Uma hora lá, lembraram-se do Rubinho, e cadê o menino? Tinha sumido.
Gritaram, caçaram ali por perto, afundaram mais na vaqueta que cerca a casa, e nada do menino.
Resultado: não houve canto que não fosse escarafunchando, e nem sinal!
Para agravar, o céu carrancudo de pesadas nuvens cumpriu sua ameaça: destampou um aguaceiro medonho, suficiente para deixar os corgos da vizinhança pelas beiradas. Mesmo debaixo de chuva – que chuva não empata sentimento – arrebanharam a vizinhança e abriram mundo, caçando o menino: esmiuçaram todos os locais conhecidos, a Lagoa Torta, o Varjão do Melado, a Lagoa do Mato, o Chapadão do Retiro, o Olho d’Água do Retiro, o Jenipapeiro, enfim tudo quanto era lugar das rodeanças, que foram vasculhados, não ficando um buraco, num raio de duas léguas, que não fosse averiguado. Durante oito dias, sempre sob a inclemência do aguaceiro terroroso, que ia fazendo de um possível reaparecimento autêntico milagre, sessenta pessoas riscaram o sertão, sem proveito.
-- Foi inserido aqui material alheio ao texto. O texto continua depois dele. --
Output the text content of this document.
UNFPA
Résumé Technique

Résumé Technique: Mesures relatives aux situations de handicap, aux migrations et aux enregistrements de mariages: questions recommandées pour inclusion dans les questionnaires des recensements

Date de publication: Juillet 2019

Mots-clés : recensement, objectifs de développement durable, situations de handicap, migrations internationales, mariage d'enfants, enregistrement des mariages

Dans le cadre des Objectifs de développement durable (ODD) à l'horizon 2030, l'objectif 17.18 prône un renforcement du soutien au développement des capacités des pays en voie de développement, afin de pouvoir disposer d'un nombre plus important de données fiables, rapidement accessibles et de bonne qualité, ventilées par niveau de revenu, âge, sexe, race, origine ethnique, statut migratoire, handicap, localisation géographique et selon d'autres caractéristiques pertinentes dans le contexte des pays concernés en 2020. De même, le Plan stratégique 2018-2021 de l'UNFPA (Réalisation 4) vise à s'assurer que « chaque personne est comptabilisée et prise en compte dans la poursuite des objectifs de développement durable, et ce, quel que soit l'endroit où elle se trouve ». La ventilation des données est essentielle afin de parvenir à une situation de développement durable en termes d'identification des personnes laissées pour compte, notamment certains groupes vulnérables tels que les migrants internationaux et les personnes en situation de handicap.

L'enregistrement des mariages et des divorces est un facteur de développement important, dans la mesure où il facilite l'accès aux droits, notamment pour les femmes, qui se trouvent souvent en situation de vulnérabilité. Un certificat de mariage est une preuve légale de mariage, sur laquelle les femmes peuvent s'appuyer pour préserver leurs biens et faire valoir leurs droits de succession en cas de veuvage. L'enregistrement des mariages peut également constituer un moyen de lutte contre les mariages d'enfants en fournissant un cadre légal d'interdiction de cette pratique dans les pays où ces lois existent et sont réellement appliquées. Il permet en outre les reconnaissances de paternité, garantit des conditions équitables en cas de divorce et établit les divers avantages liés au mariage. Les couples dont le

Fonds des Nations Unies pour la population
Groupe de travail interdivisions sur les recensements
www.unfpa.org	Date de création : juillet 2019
No nono dia, largaram de mão, botando o causo como perdido. Os pais, tresnoitados, abalados e desesperançados, acharam melhor ir embora, para talvez não levar susto com uma repentina notícia que lhes pudesse trazer indício de restos do filho, comido por bicho do mato, que onça e cobra por ali tinha um bando. Voltaram para Conceição.
No nono dia, passava Adonil, morador na Boa Vista, lá pelo fim da tarde, com o claror do dia entre lobo e cachorro, na barra do córrego da Rapadura com o Melado, quando ouviu choro de criança do outro lado do Melado, que estava cheio.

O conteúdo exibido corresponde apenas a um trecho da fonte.